Desenvolver o hábito de refletir
Simplesmente memorizar informações e acumular dados com vistas a um exame de seleção não pode ser o objetivo de um verdadeiro ensino. É preciso criar no jovem o hábito da reflexão e do julgamento.
Redação (13/01/2021 15:57, Gaudium Press) Nunca uma época dispôs de tanta informação como a nossa. A internet, as redes sociais, a mídia digital, a todo o momento, nos fornecem dados tão díspares como, por exemplo, a descoberta de que os tremores marcianos emitem um “zumbido” constante – mais alto do que os encontrados aqui na Terra – que parece pulsar ao ritmo dos “martemotos”; planeta do tamanho da Terra é visto vagando na Via Láctea; um computador quântico, desenvolvido na China, capaz de efetuar algumas operações em velocidade 100 bilhões de vezes mais rápido do que os existentes.

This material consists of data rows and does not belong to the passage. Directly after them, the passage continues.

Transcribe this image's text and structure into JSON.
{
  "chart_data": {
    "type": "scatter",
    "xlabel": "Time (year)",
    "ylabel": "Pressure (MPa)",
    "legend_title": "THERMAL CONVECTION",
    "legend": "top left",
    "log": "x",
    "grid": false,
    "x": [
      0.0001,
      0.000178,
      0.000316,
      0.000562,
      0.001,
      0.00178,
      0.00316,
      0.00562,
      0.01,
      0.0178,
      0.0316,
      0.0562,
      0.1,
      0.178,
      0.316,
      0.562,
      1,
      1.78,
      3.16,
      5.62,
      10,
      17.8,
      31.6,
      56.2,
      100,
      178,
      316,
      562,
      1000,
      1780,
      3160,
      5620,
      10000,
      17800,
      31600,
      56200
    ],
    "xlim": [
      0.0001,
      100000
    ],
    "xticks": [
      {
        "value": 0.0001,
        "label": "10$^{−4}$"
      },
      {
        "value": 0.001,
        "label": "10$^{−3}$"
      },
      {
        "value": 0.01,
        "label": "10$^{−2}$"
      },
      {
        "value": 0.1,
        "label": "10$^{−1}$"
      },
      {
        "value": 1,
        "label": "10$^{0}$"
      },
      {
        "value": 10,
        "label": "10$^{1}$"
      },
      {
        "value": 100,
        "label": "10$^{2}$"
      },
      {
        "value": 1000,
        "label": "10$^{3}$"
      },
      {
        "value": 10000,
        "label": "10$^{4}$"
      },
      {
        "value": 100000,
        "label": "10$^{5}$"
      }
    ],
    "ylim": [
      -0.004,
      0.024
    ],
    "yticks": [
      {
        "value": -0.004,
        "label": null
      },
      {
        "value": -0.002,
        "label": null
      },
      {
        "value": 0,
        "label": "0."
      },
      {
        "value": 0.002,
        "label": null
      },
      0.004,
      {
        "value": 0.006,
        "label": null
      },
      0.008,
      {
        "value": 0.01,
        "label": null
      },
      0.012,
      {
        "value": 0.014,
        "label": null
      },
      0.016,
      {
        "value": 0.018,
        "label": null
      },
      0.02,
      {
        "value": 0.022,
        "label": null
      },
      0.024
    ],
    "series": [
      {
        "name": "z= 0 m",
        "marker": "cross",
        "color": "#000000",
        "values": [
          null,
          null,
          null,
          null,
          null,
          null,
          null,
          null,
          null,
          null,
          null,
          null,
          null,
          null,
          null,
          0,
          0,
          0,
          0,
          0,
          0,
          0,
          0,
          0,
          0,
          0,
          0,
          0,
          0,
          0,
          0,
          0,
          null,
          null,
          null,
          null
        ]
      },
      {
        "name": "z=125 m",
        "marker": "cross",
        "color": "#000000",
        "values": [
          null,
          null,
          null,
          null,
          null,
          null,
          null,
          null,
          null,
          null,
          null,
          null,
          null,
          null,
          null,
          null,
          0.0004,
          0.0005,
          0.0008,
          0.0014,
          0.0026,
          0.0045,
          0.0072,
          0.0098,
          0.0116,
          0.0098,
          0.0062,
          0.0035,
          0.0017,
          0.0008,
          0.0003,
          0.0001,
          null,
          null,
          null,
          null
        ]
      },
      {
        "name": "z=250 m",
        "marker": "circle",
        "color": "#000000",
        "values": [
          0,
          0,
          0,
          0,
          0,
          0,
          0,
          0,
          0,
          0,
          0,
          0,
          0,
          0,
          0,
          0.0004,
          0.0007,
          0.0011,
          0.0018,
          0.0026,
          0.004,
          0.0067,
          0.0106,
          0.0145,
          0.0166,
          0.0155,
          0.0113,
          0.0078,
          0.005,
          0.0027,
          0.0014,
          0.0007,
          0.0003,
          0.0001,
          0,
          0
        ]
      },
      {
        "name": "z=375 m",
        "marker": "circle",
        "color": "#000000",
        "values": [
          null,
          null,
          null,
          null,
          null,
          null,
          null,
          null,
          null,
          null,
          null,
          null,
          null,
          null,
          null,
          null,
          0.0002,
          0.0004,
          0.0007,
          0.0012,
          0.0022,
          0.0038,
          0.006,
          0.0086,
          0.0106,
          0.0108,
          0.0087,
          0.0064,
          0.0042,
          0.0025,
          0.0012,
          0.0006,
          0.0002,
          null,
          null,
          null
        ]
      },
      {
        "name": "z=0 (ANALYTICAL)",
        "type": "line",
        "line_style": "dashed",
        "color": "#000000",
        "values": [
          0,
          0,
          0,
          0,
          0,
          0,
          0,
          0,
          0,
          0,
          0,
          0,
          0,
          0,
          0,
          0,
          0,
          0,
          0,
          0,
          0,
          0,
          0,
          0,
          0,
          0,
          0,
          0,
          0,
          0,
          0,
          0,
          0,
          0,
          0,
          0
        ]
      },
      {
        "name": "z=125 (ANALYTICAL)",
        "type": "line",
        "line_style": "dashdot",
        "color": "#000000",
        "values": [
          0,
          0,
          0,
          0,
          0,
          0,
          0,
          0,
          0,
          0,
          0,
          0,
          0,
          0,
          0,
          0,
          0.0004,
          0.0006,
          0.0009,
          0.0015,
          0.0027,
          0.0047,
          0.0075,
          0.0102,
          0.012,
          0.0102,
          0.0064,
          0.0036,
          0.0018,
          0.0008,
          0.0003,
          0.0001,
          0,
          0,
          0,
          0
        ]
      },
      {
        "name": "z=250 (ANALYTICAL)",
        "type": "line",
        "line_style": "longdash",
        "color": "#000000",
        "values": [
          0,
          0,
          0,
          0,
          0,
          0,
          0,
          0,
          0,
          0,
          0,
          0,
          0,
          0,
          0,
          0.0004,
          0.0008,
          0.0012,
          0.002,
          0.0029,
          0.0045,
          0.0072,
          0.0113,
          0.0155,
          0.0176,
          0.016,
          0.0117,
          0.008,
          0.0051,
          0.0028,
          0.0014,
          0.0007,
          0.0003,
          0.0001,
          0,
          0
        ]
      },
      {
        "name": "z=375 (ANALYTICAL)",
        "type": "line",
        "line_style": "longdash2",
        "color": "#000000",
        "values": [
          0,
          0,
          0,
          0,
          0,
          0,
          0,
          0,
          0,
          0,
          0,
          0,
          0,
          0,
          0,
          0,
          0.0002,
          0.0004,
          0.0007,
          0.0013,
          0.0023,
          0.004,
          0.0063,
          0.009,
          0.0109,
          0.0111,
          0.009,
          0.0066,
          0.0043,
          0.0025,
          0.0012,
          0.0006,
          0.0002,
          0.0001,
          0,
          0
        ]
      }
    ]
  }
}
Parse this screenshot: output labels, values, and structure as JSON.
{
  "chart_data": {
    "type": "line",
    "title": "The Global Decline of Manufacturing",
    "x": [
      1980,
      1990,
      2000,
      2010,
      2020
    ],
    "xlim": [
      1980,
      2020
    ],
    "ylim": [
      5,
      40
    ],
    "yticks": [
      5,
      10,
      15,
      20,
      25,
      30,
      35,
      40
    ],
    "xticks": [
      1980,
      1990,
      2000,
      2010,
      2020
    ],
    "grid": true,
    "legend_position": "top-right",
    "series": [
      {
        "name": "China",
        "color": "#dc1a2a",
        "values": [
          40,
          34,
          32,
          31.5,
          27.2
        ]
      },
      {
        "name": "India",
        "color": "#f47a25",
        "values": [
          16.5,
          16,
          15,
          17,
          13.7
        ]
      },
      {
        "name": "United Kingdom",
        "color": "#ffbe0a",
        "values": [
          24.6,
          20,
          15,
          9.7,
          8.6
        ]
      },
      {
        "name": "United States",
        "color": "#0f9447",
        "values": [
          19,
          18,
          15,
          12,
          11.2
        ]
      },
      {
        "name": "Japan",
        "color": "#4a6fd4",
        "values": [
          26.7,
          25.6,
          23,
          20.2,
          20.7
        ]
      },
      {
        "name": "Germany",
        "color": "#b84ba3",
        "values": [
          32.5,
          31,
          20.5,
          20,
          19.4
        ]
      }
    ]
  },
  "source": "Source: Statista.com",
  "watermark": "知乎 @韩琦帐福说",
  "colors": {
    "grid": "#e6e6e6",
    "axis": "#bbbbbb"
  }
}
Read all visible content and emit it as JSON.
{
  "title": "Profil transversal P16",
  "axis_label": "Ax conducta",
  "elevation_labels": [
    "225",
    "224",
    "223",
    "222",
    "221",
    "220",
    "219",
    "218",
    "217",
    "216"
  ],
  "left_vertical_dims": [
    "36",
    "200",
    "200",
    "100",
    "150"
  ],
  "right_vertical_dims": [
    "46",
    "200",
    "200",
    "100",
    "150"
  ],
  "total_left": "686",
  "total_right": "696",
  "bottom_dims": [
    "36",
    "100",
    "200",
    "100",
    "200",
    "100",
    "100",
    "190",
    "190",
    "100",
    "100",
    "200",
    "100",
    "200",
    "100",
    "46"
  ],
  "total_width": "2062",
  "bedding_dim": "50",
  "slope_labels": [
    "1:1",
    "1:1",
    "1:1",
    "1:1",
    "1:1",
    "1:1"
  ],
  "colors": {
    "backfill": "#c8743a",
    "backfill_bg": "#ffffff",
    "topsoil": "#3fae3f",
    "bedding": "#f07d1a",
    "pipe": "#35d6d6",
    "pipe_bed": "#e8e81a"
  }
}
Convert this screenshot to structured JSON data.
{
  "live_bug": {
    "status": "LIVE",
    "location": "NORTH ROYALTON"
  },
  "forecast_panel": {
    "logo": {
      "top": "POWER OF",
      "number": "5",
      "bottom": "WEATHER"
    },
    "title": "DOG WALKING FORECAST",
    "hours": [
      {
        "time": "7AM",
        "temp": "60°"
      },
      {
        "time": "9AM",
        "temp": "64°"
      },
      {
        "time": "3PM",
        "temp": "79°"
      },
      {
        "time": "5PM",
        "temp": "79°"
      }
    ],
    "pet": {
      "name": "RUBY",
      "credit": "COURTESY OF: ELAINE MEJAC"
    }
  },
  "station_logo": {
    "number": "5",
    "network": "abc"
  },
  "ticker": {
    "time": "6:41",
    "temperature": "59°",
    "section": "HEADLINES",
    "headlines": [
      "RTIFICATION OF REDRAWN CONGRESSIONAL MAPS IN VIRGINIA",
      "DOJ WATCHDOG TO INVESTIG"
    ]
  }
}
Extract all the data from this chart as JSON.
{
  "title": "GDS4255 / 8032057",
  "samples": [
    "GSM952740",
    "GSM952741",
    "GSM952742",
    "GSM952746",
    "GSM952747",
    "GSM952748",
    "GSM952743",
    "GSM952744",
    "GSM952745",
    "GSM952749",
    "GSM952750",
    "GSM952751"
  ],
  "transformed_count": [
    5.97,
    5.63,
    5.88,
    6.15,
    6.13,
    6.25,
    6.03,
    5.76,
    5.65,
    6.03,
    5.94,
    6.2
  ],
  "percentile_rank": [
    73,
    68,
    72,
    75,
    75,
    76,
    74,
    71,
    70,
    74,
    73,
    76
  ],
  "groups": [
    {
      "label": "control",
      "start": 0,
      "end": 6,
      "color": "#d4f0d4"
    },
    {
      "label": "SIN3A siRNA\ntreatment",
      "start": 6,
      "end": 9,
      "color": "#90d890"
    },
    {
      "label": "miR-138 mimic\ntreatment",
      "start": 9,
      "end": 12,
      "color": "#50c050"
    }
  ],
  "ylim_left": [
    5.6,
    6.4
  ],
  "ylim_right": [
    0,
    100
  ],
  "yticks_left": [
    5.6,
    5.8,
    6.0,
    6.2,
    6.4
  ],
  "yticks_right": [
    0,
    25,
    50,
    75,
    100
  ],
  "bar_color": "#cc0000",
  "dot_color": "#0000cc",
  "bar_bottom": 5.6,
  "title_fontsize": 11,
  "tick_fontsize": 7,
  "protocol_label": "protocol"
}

Dados informativos não faltam ao homem de hoje. Saberá ele, entretanto, aproveitá-los convenientemente? Estará apto a utilizar os recursos postos à sua disposição pelas novas descobertas?
A este propósito, convido o leitor a analisar o texto abaixo.
“O regime escolar atual é mal apropriado à formação do homem, pois — longe de tornar os alunos suficientemente preparados para fazer face, pelos seus valores e aptidões pessoais, às dificuldades movediças e inovadoras da existência — comprime, desde sua primeira idade, a iniciativa livre e espontânea, assim como a originalidade, fundindo desta maneira todas as inteligências num só molde uniforme, e formando instrumentos prontos a obedecer ao impulso que, em sua vida de adulto, lhe será transmitido.
“Tal sistema parece, assim, inapto a preparar homens capazes de criar soluções independentes, ou seja, de poder resolver situações por si mesmos, o que exige iniciativa, força de vontade e o costume de apelar às próprias capacidades.
“Para poder enfrentar os inúmeros candidatos a um determinado cargo, as instituições costumam efetuar concursos. Ora, para se poder estar apto a passar num exame, a solução adotada é, em geral, a do estudo intensivo de certos temas, mais provavelmente necessários. Procedimento ‘bárbaro’ este, que consiste tão-só em fornecer, no menor tempo possível, um conhecimento superficial das matérias de um exame, em que os estudos são necessariamente sem profundidade.
“Por outro lado, quanto maior o número de candidatos a uma certa vaga, mais se procurará aumentar a dificuldade das questões, chegando-se a estabelecer verdadeiros programas enciclopédicos que nenhuma inteligência humana consegue abarcar.
“Se este sistema de ensino tivesse como objetivo inculcar conhecimentos reais e aprofundados, além de desenvolver o exercício das faculdades superiores do espírito, o resultado seria duradouro”.
Mas, consistindo principalmente num esforço de memória, seu efeito é apenas de superfície e passa como o frescor das lembranças.
“O regime dos exames não desenvolveu o hábito da reflexão e do julgamento.”
* * *
Caro leitor, qual sua impressão a respeito deste trecho?
Segundo seu autor, uma das principais falhas do regime escolar consiste em não incentivar o costume de refletir. O artigo pareceu-lhe apontar com objetividade essa deficiência?
Pois bem, deixe-me revelar-lhe algo. Os problemas educacionais não são de agora. O artigo acima transcrito foi publicado originariamente em… 1897![1]
Seu autor visava alertar os responsáveis pelo ensino na França sobre o engano primário de julgar que uma educação baseada no simples acúmulo de informações resolveria o problema do aprendizado.
Claro está que, nesta matéria, a informação também tem seu papel. Mas o elemento principal consiste em desenvolver nos jovens alunos “o hábito da reflexão e do julgamento”.
Quem sabe estas observações, feitas por um articulista francês há mais de cem anos, possam nos ajudar a refletir de maneira proveitosa a respeito da questão.
Artigo extraído da Revista Arautos do Evangelho n.92, fevereiro 2004. Por Ir Guy de Ridder, EP.
[1] Cf. “La France Pittoresque”, Paris, Out-Dez/2003.